Stay in the moment!


Never try to plan ahead


A student once asked me:

“For assessments, what do you want to see when you ask to see Gor Sau?”

(Gor Sau of course meaning ‘Attacking hands’, (Which is basically normal Chi Sau))


In this case I felt this was a completely justified question because of what I often see presented through poor teaching methods, by this I mean students not offering a true exchange of skills.


To give an example, I had a guy once come to visit me, a Westerner, who had (in his words)…


“Been over to Asia to learn Wing Chun for a year, ‘the proper way’, the Chinese way”,

and might I add, he paid £4,000 for this farce!


Although this idea may sounds awesome, poetic and noble, in some ways this is such a silly thing to do, because not only did the guy pay £4,000 for the training, but he had to pay for flights & travel, twelve months food and accommodation while there, plus the fact he was not earning a wage.
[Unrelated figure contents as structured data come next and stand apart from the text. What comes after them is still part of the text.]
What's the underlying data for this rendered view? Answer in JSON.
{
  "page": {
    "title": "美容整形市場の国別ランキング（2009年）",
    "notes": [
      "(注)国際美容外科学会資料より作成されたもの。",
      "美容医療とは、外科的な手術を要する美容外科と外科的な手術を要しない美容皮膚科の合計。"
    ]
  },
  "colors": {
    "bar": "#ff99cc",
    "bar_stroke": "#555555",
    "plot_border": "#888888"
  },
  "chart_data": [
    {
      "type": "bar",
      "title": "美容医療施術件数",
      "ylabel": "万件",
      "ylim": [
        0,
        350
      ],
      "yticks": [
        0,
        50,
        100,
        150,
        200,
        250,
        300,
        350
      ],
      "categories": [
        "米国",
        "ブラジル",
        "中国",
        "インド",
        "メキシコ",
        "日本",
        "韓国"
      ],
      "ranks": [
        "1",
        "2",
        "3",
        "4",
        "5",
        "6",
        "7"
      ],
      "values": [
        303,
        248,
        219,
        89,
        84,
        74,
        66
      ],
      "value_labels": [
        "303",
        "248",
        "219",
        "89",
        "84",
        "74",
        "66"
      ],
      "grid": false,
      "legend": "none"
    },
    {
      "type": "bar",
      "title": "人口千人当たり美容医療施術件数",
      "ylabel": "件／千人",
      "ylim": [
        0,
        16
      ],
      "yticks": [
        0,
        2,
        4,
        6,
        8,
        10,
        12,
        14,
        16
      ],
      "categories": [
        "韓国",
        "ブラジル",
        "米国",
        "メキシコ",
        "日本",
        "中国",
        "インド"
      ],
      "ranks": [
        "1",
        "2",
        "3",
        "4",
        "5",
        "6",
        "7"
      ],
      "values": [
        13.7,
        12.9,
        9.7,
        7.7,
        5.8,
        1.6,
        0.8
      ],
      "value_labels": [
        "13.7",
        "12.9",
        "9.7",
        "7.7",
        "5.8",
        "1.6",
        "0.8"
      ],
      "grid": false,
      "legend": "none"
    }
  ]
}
Let us also not forget that he doesn’t speak Chinese and the guys at the school probably didn’t want to teach him in the first place!

All this became obvious when we linked up to play.

He was crap!


Ok, I went to Hong Kong to train too, and at that time I did not speak Chinese either, BUT, the difference here is that I was invited by Grandmaster Ip Chun himself, and, this invite was back in the 1980’s, a different approach to training completely.
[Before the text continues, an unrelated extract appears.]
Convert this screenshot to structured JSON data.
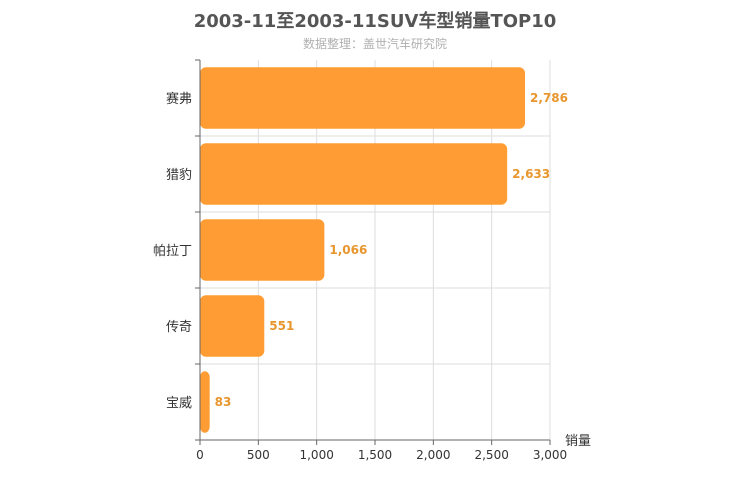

So I rolled with this guy, his right Tan & Bong with left Fook Sau seemed ok, but when I went to change to the left Tan & Bong he said:


I have not trained that side!



Unbelievable, but it doesn’t stop there, he took pride in telling me before this that he had mastered….. Get this:


“All seventeen moves within Chi Sau”


I changed arm position and gave the simplest straight palm imaginable to his chest, which landed of course, to which he was shocked at being hit so easily.


This” I said,

Is technique number eighteen” and smiled.


I let him down gently but what he had been taught was rubbish, and worse than that it was pre-programmed rubbish.


Another student who visited with me said he had:

‘One hundred and fifty techniques!’




I feel as though I do not have any, and yet I could find every gap possible, and if there wasn’t one, I’d make one.


I am not bragging by saying this, it is actually the opposite.


Not thinking of techniques or trying to get into a position to perform your favorite move, will allow you to be free, free to feel what is actually happening, right there and then, so when a gap does appear you’re on it immediately and effortlessly.


‘Luk Sau, Jic Kuen’

Lost Hand, Straight Punch’

This is what we are playing Chi Sau for, not just to go through the pre agreed sequences or numbered arrangement.


Keep your positions good

Keep relaxed until energy is needed

Keep your feet close to the ground (You’re always in danger when you’re in transit)

Always think forward and feel for gaps

Oh and a little extra tip, Never do anything you cannot recover from.


One hundred and fifty moves, none of which useful, and the best one of all, £4,000 for 17 set ups?

People like that buy magic potions and sell cows for beans.